W tym roku opady śniegu pojawiły się dość wcześnie i znów niestety możemy zobaczyć na drogach niedbale odśnieżone samochody z czapami białego puchu na dachach. Zdarzają się kierowcy, którzy na przedniej szybie wyskrobują tylko małe okienko, bo nie chce im się odśnieżać całego auta.
Takim samochodem nie można kierować bezpiecznie. Zalegający na przedniej i bocznych szybach śnieg przecież bardzo ogranicza pole widzenia kierowcy. Możemy nie dostrzec pieszego wkraczającego na przejście albo samochodu zbliżającego się boczną drogą do skrzyżowania. Nic nie widzimy również przez lusterka.
Kiedy podczas jazdy karoseria samochodu trochę ogrzeje się, taka śnieżna czapa zsunie się z dachu na przednią szybę podczas hamowania i całkowicie pozbawi nas widoczności.
Nieodśnieżony i nieodlodzony samochód stwarza zagrożenie także dla innych pojazdów. Dlaczego? Popatrzcie:
Pęd powietrza potrafi oderwać od dachu częściowo odmarznięte tafle lodu, a skutek widzimy. Na pewno nie chcielibyście, aby w szybę waszego auta uderzyły takie ciężkie lodowe bryły.
Podczas szybkiej jazdy na autostradzie czy drodze ekspresowej spadający z samochodu lód może skłonić któregoś z kierowców do gwałtownego hamowania albo raptownej zmiany pasa ruchu i karambol mamy gotowy.
Należy też pamiętać, że samochód musi mieć nie tylko odśnieżone wszystkie szyby, ale także światła i tablice rejestracyjne.
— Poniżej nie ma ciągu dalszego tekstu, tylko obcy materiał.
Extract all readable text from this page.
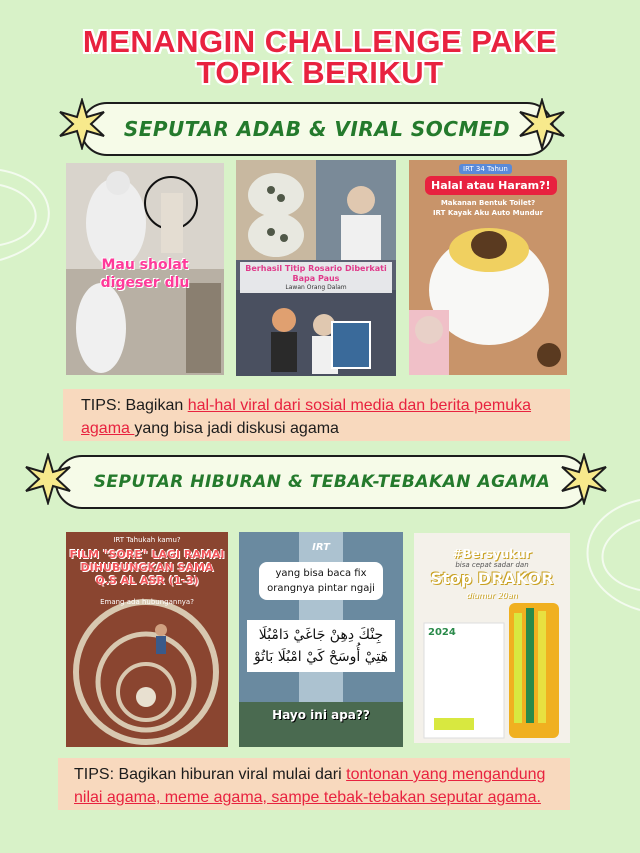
MENANGIN CHALLENGE PAKE
TOPIK BERIKUT
SEPUTAR ADAB & VIRAL SOCMED
Mau sholat
digeser dlu
Berhasil Titip Rosario Diberkati Bapa Paus
Lawan Orang Dalam
IRT 34 Tahun
Halal atau Haram?!
Makanan Bentuk Toilet?
IRT Kayak Aku Auto Mundur
TIPS: Bagikan hal-hal viral dari sosial media dan berita pemuka agama yang bisa jadi diskusi agama
SEPUTAR HIBURAN & TEBAK-TEBAKAN AGAMA
IRT Tahukah kamu?
FILM "SORE" LAGI RAMAI
DIHUBUNGKAN SAMA
Q.S AL ASR (1-3)
Emang ada hubungannya?
IRT
yang bisa baca fix
orangnya pintar ngaji
جِنْكَ دِهِنْ جَاغَيْ دَامْبُلَا
هَتِيْ أُوسَحْ كَيْ امْبُلَا بَاتُوْ
Hayo ini apa??
#Bersyukur
bisa cepat sadar dan
Stop DRAKOR
diumur 20an
2024
TIPS: Bagikan hiburan viral mulai dari tontonan yang mengandung nilai agama, meme agama, sampe tebak-tebakan seputar agama.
Spójrzcie na jeszcze jeden filmik:
W tym aucie ledwo widać migający kierunkowskaz.
Przypomnę, że obecnie za nieprawidłowe odśnieżenie samochodu ograniczające kierowcy widoczność grozi mandat do 500 zł i 6 punktów karnych, natomiast za nieczytelne tablice rejestracyjne 100 zł i 3 punkty karne.
Przede wszystkim jednak kierowca jadący takim niedbale odśnieżonym samochodem wystawia sobie świadectwo człowieka bez wyobraźni i drogowego egoisty.